4.3.2Bewezenverklaring van feit 1, feit 3 en feit 4
Feit 1
Op de terechtzitting heeft verdachte bekend zich schuldig te hebben gemaakt aan het voorhanden hebben van een gaspistool op 17 december 2024. De raadsvrouw heeft voor dit feit, voor zover hierna bewezen verklaard, geen vrijspraak bepleit. De rechtbank zal daarom alleen maar opsommen welke bewijsmiddelen zij voor de bewezenverklaring gebruikt.

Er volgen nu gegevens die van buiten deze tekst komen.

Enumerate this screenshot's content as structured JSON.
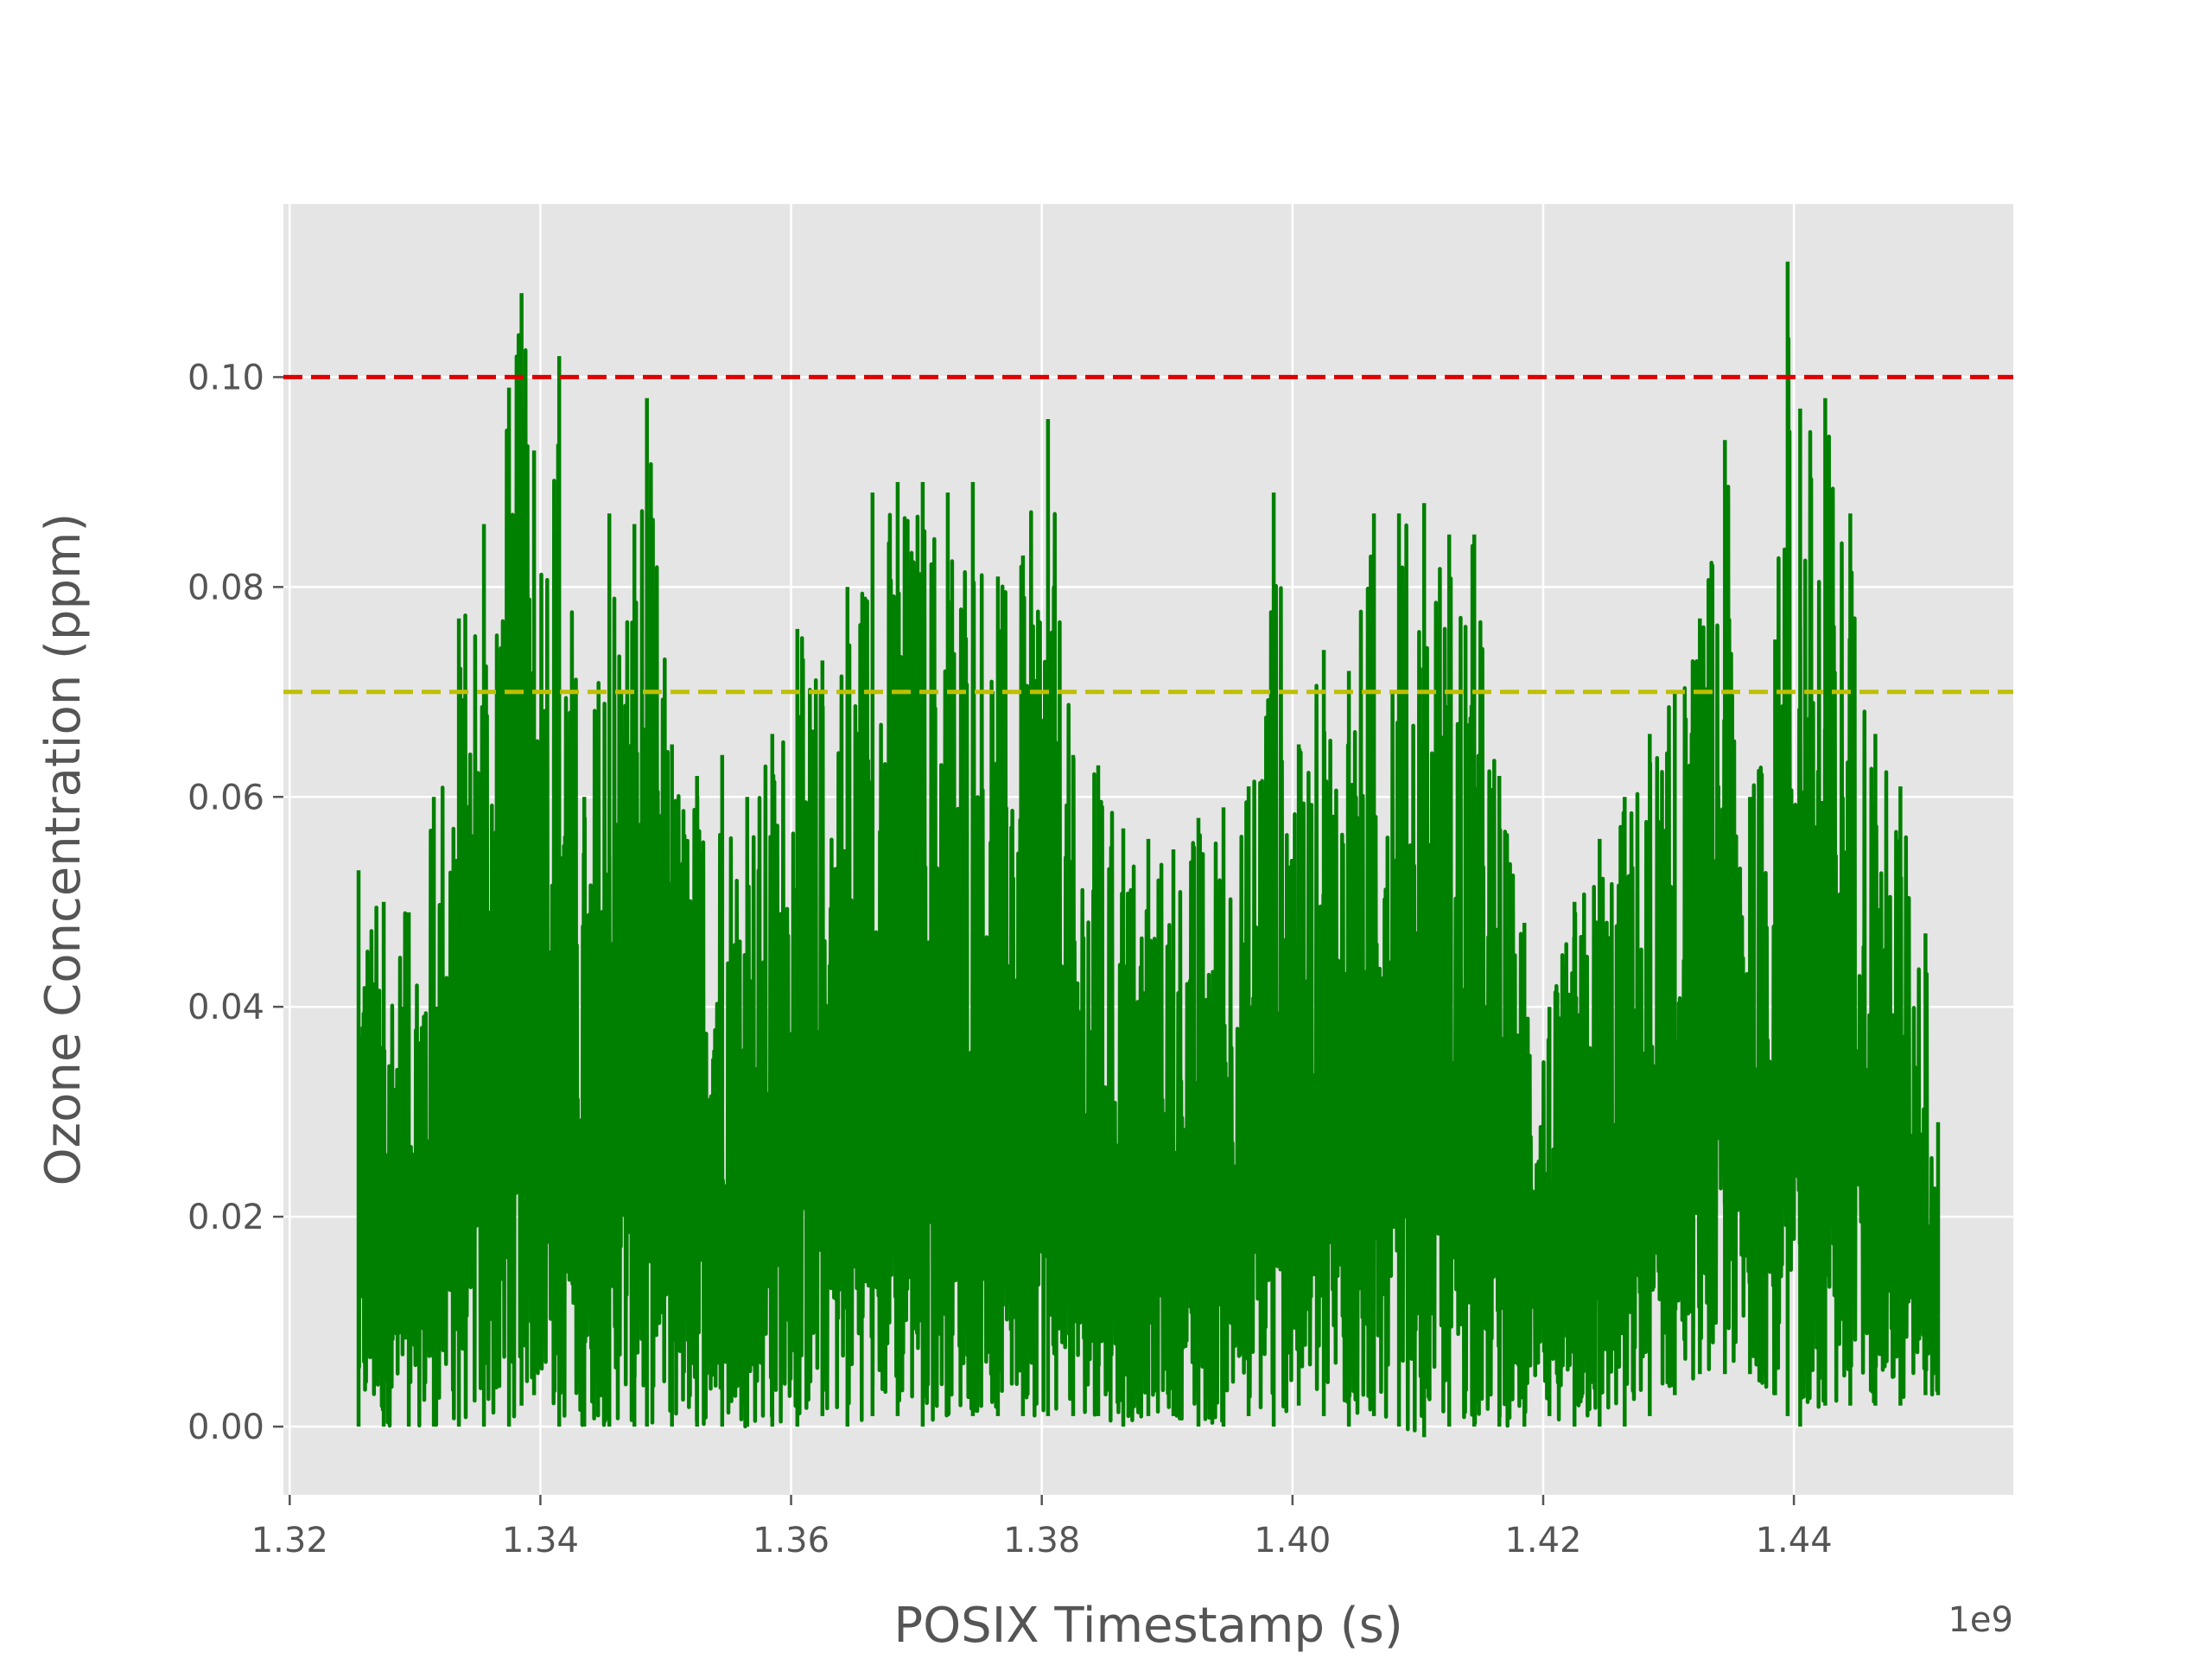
{
  "chart_data": {
    "type": "line",
    "title": "",
    "xlabel": "POSIX Timestamp (s)",
    "ylabel": "Ozone Concentration (ppm)",
    "x_offset_label": "1e9",
    "xlim": [
      1.3195,
      1.4575
    ],
    "ylim": [
      -0.0065,
      0.1165
    ],
    "x_ticks": [
      1.32,
      1.34,
      1.36,
      1.38,
      1.4,
      1.42,
      1.44
    ],
    "x_tick_labels": [
      "1.32",
      "1.34",
      "1.36",
      "1.38",
      "1.40",
      "1.42",
      "1.44"
    ],
    "y_ticks": [
      0.0,
      0.02,
      0.04,
      0.06,
      0.08,
      0.1
    ],
    "y_tick_labels": [
      "0.00",
      "0.02",
      "0.04",
      "0.06",
      "0.08",
      "0.10"
    ],
    "grid": true,
    "background": "#e5e5e5",
    "series": [
      {
        "style": "solid",
        "color": "#008000",
        "x_start": 1.3255,
        "x_end": 1.4515,
        "envelope_x": [
          1.3255,
          1.3275,
          1.3295,
          1.3315,
          1.3335,
          1.3355,
          1.3375,
          1.3385,
          1.3395,
          1.3415,
          1.3435,
          1.3455,
          1.3475,
          1.3485,
          1.3505,
          1.3525,
          1.3545,
          1.3565,
          1.3585,
          1.3605,
          1.3625,
          1.3645,
          1.3665,
          1.3685,
          1.3705,
          1.3725,
          1.3745,
          1.3765,
          1.3785,
          1.3805,
          1.3825,
          1.3845,
          1.3865,
          1.3885,
          1.3905,
          1.3925,
          1.3945,
          1.3965,
          1.3985,
          1.4005,
          1.4025,
          1.4045,
          1.4065,
          1.4085,
          1.4105,
          1.4125,
          1.4145,
          1.4165,
          1.4185,
          1.4205,
          1.4225,
          1.4245,
          1.4265,
          1.4285,
          1.4305,
          1.4325,
          1.4345,
          1.4365,
          1.4385,
          1.4395,
          1.4405,
          1.4425,
          1.4445,
          1.4465,
          1.4485,
          1.4505,
          1.4515
        ],
        "envelope_max": [
          0.053,
          0.05,
          0.049,
          0.06,
          0.077,
          0.086,
          0.099,
          0.108,
          0.093,
          0.102,
          0.06,
          0.087,
          0.086,
          0.098,
          0.065,
          0.062,
          0.064,
          0.06,
          0.066,
          0.076,
          0.073,
          0.08,
          0.089,
          0.09,
          0.09,
          0.089,
          0.09,
          0.081,
          0.083,
          0.096,
          0.064,
          0.063,
          0.057,
          0.056,
          0.055,
          0.058,
          0.059,
          0.061,
          0.089,
          0.065,
          0.074,
          0.072,
          0.087,
          0.087,
          0.088,
          0.085,
          0.085,
          0.062,
          0.048,
          0.04,
          0.05,
          0.056,
          0.06,
          0.066,
          0.07,
          0.077,
          0.094,
          0.06,
          0.075,
          0.111,
          0.097,
          0.098,
          0.087,
          0.066,
          0.061,
          0.047,
          0.029
        ],
        "envelope_min": [
          0.0,
          0.0,
          0.0,
          0.0,
          0.0,
          0.0,
          0.0,
          0.002,
          0.003,
          0.0,
          0.0,
          0.0,
          0.0,
          0.0,
          0.0,
          0.0,
          0.0,
          0.0,
          0.0,
          0.0,
          0.001,
          0.0,
          0.001,
          0.001,
          0.0,
          0.001,
          0.001,
          0.001,
          0.001,
          0.001,
          0.001,
          0.001,
          0.0,
          0.001,
          0.001,
          0.0,
          0.0,
          0.001,
          0.0,
          0.002,
          0.001,
          0.0,
          0.001,
          0.0,
          -0.001,
          0.0,
          0.0,
          0.0,
          0.0,
          0.001,
          0.0,
          0.0,
          0.0,
          0.001,
          0.003,
          0.005,
          0.005,
          0.005,
          0.003,
          0.001,
          0.0,
          0.002,
          0.002,
          0.002,
          0.002,
          0.003,
          0.003
        ]
      }
    ],
    "reference_lines": [
      {
        "y": 0.1,
        "color": "#e00000",
        "style": "dashed"
      },
      {
        "y": 0.07,
        "color": "#bfbf00",
        "style": "dashed"
      }
    ]
  }
}
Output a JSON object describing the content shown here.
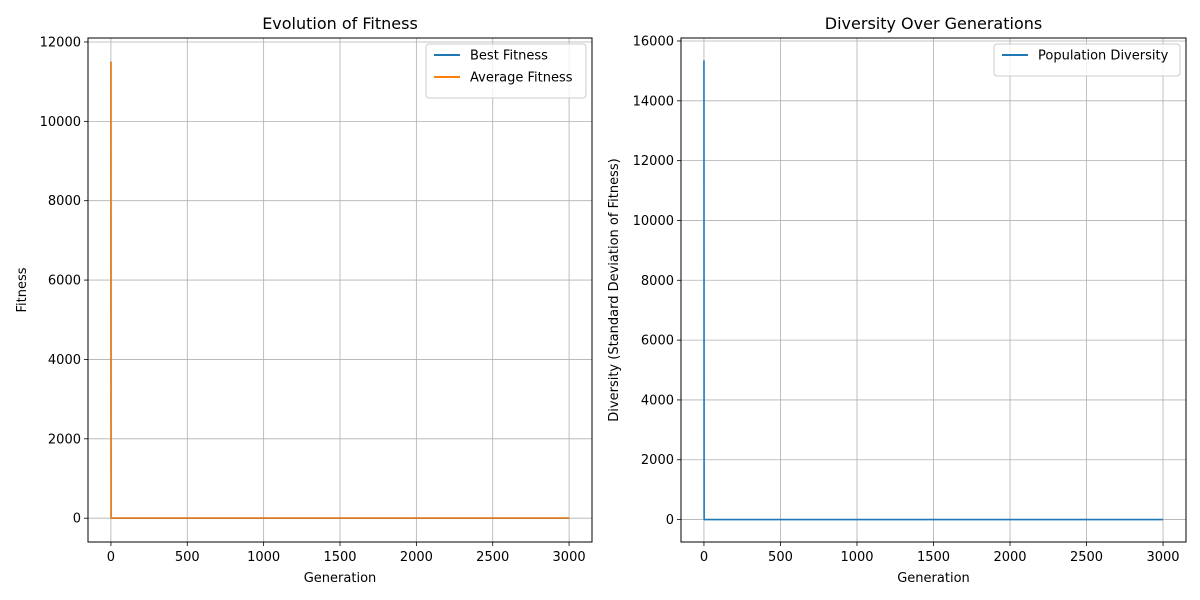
{
  "chart_data": [
    {
      "type": "line",
      "title": "Evolution of Fitness",
      "xlabel": "Generation",
      "ylabel": "Fitness",
      "xlim": [
        -150,
        3150
      ],
      "ylim": [
        -600,
        12100
      ],
      "xticks": [
        0,
        500,
        1000,
        1500,
        2000,
        2500,
        3000
      ],
      "yticks": [
        0,
        2000,
        4000,
        6000,
        8000,
        10000,
        12000
      ],
      "grid": true,
      "legend_position": "upper right",
      "series": [
        {
          "name": "Best Fitness",
          "color": "#1f77b4",
          "x": [
            0,
            1,
            2,
            3000
          ],
          "y": [
            11500,
            10,
            0,
            0
          ]
        },
        {
          "name": "Average Fitness",
          "color": "#ff7f0e",
          "x": [
            0,
            1,
            2,
            3000
          ],
          "y": [
            11500,
            15,
            5,
            5
          ]
        }
      ]
    },
    {
      "type": "line",
      "title": "Diversity Over Generations",
      "xlabel": "Generation",
      "ylabel": "Diversity (Standard Deviation of Fitness)",
      "xlim": [
        -150,
        3150
      ],
      "ylim": [
        -750,
        16100
      ],
      "xticks": [
        0,
        500,
        1000,
        1500,
        2000,
        2500,
        3000
      ],
      "yticks": [
        0,
        2000,
        4000,
        6000,
        8000,
        10000,
        12000,
        14000,
        16000
      ],
      "grid": true,
      "legend_position": "upper right",
      "series": [
        {
          "name": "Population Diversity",
          "color": "#1f77b4",
          "x": [
            0,
            1,
            2,
            3000
          ],
          "y": [
            15350,
            10,
            0,
            0
          ]
        }
      ]
    }
  ]
}
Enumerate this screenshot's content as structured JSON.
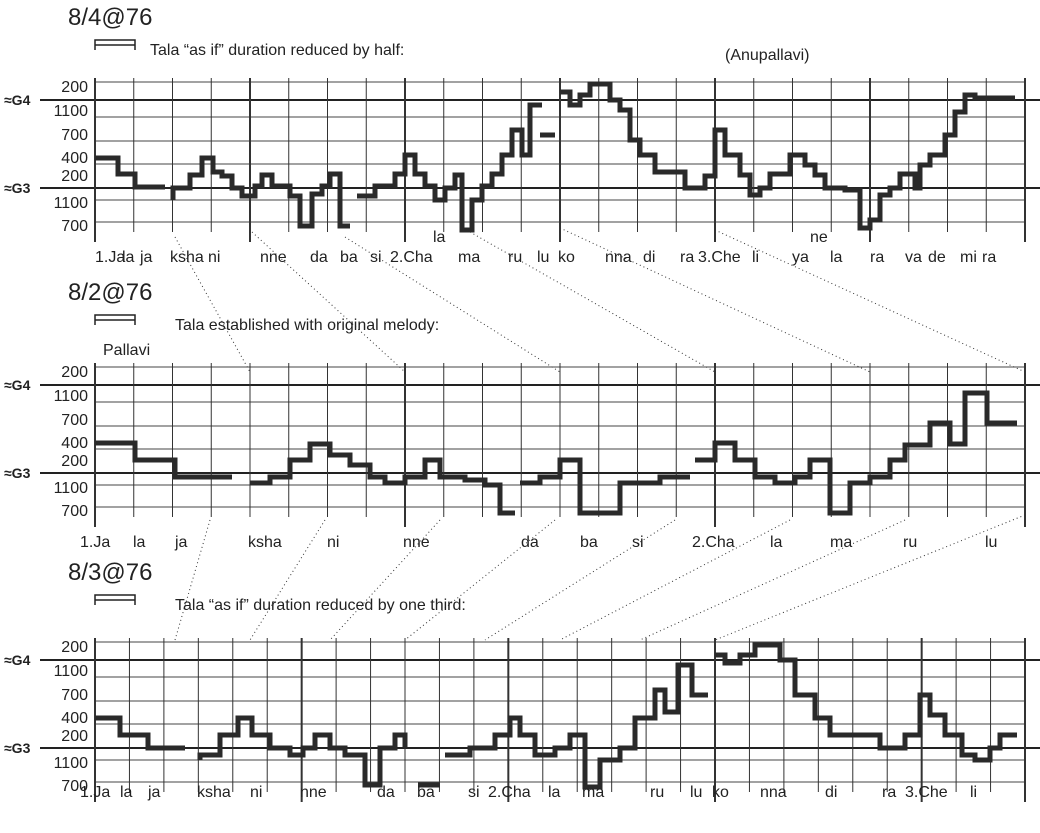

De gebruikte bewijsmiddelen zijn:
- de bekennende verklaring van verdachte zoals afgelegd ter zitting van 3 juni 2025;
- het proces-verbaal van bevindingen van verbalisant [verbalisant];
- het proces-verbaal van bevindingen van verbalisant [verbalisant].
Feit 3
Op de terechtzitting heeft verdachte bekend zich schuldig te hebben gemaakt aan het voorhanden hebben van scherpe knalpatronen. De raadsvrouw heeft voor dit feit, met uitzondering van 1 patroon, geen vrijspraak bepleit. De rechtbank zal daarom alleen maar opsommen welke bewijsmiddelen zij voor de bewezenverklaring gebruikt. Uit de selectie van deze bewijsmiddelen volgt dat de rechtbank, anders dan de raadsvrouw, vaststelt dat verdachte 13 patronen in bezit heeft gehad.
De gebruikte bewijsmiddelen zijn:
- de bekennende verklaring van verdachte zoals afgelegd ter zitting van 3 juni 2025;
- het proces-verbaal van bevindingen van verbalisant [verbalisant];
- het proces-verbaal van bevindingen van verbalisant [verbalisant].
Feit 4Bewijsmiddelen1. Het proces-verbaal van bevindingen van verbalisant [verbalisant] , inhoudende, zakelijk weergegeven:
Op dinsdag 17 december 2024 omstreeks 11:30 uur waren verbalisanten belast met de
doorzoeking van de woning op het adres [adres] te [plaats] .
In de woonkamer zag ik, verbalisant [verbalisant] , links een witte kast staan. Naast dit witte kastje zag ik, verbalisant [verbalisant] , een zwarte kinderwagen staan. In deze kinderwagen zag ik een blauwe rugzak met opvallende rode koortjes aan de voorzijde staan. Ik zag diverse gripzakjes in de rugtas zitten met daarin witte ponypacks en ook zag ik kristalachtige brokjes in gripzakjes welke mij ambtshalve bekend voorkomen als harddrugs.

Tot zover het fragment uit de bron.